Hier wird deutlich, dass auch die Größe des Betriebs ausschlaggebend ist: Während eine Mehrheit von 70 Prozent der Firmen mit mehr als 200 Mitarbeiter*innen Tarifverträge abschließen, bleibt dies bei kleineren Unternehmen weiterhin die Ausnahme. Zwar verkörpert dieser Trend ein bundesweites Phänomen, doch zeigt sich, dass der Rückgang der Tarifbindung in Bayern stärker ausgeprägt ist als im Bundesdurchschnitt und Bayern unter den westdeutschen Bundesländern die niedrigste Tarifbindung hat.
Noch immer hat Bayern als einziges unter 16 Bundesländer bislang kein Vergabegesetz erlassen. Lediglich in Bayern und Sachsen existiert kein Tariftreuegesetz. Doch wir wissen längst, dass Beschäftigte in nicht-tarifgebundenen Betrieben durchschnittlich länger arbeiten, weniger verdienen und häufiger gekündigt werden. Andersrum wird deutlich: Wer in Bayern nach Tarif bezahlt wird, hat im Durchschnitt jährlich 1.700 Euro netto mehr in der Tasche als die nicht tarifgebundenen Kolleg*innen. In Bayern brauchen wir also wieder mehr Tarifverträge, denn sie führen zu höheren Löhnen, besseren Arbeitsbedingungen und kürzeren Arbeitszeiten.

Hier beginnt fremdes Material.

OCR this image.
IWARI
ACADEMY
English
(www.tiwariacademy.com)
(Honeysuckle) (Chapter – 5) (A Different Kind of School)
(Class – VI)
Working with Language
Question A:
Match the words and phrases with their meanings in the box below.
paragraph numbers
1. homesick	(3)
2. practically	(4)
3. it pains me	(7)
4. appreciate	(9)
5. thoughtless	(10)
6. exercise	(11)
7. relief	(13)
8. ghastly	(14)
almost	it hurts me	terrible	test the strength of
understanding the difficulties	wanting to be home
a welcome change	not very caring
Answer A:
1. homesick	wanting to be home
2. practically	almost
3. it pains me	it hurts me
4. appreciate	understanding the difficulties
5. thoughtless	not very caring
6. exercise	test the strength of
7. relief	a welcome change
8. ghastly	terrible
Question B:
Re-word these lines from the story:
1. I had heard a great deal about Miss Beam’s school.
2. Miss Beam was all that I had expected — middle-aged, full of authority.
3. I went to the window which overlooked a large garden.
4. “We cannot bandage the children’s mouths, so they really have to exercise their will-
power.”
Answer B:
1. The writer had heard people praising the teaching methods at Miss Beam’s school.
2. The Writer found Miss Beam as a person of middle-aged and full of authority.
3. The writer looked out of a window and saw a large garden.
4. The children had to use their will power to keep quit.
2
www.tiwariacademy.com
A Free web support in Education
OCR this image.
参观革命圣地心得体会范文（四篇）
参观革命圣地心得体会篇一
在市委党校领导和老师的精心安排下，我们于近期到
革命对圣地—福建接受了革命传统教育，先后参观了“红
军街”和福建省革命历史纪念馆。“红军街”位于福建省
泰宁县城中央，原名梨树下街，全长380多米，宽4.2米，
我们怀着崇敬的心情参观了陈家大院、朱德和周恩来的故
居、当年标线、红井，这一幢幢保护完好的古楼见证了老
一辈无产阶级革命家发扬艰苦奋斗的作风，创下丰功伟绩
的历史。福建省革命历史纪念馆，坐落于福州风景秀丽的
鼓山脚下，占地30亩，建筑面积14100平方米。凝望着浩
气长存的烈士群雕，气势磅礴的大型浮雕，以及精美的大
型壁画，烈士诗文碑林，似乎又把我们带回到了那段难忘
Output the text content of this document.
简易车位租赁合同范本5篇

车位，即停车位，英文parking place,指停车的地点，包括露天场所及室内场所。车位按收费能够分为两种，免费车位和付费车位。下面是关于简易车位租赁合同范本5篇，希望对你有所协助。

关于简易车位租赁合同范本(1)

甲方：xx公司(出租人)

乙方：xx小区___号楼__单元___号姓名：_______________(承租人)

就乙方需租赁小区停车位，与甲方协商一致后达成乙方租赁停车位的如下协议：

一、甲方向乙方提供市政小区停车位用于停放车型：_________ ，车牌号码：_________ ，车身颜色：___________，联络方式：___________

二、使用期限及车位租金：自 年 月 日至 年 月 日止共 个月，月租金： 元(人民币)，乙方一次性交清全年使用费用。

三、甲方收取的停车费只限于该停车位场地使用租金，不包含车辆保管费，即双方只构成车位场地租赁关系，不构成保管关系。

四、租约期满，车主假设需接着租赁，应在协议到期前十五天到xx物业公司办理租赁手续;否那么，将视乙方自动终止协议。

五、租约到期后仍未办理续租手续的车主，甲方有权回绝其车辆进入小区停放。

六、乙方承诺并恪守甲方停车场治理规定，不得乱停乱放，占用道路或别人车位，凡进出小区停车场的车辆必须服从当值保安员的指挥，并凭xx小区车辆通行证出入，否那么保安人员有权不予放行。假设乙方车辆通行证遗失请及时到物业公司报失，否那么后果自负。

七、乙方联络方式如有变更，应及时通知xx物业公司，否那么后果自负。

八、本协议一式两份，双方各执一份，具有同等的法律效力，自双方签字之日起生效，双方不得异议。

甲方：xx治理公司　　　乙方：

Hinzu kommt, dass nicht-tarifgebundene Betriebe weniger Fachkräfte ausbilden und Auszubildende nach Abschluss der Ausbildung seltener übernehmen, was angesichts des sich verschärfenden Fachkräftemangels besonders von Nachteil ist.
Als SPD-Landtagsfraktion sehen wir den Landtag in der Pflicht, eine gesetzliche Grundlage zu schaffen, um faire Löhne und Arbeitsbedingungen für alle in Bayern beschäftigten Menschen sicherzustellen. Daher haben wir nun als SPD-Landtagsfraktion einen Gesetzentwurf für ein Bayerisches Tariftreue- und Vergabegesetz eingebracht. Es sieht vor, dass staatliche Aufträge nur noch an Unternehmen vergeben werden dürfen, die nach Tarifvertrag zahlen (oder mindestens den gesetzlichen Mindestlohn) und sich zu fairen Arbeitsbedingungen verpflichten. Das müssen die Auftragnehmer schriftlich bestätigen und wer dagegen verstößt, muss mit empfindlichen Strafen rechnen.
Mit diesem Gesetz würden wir für fairen Wettbewerb zwischen Unternehmen sorgen und Belastungen für die sozialen Sicherungssysteme entgegenwirken. Ein besserer Schutz von Arbeitnehmer*innen wäre die Folge. Als SPD-Landtagsfraktion stehen wir damit gemeinsam mit dem Deutschen Gewerkschaftsbund an der Seite der Arbeitnehmerinnen und Arbeitnehmer.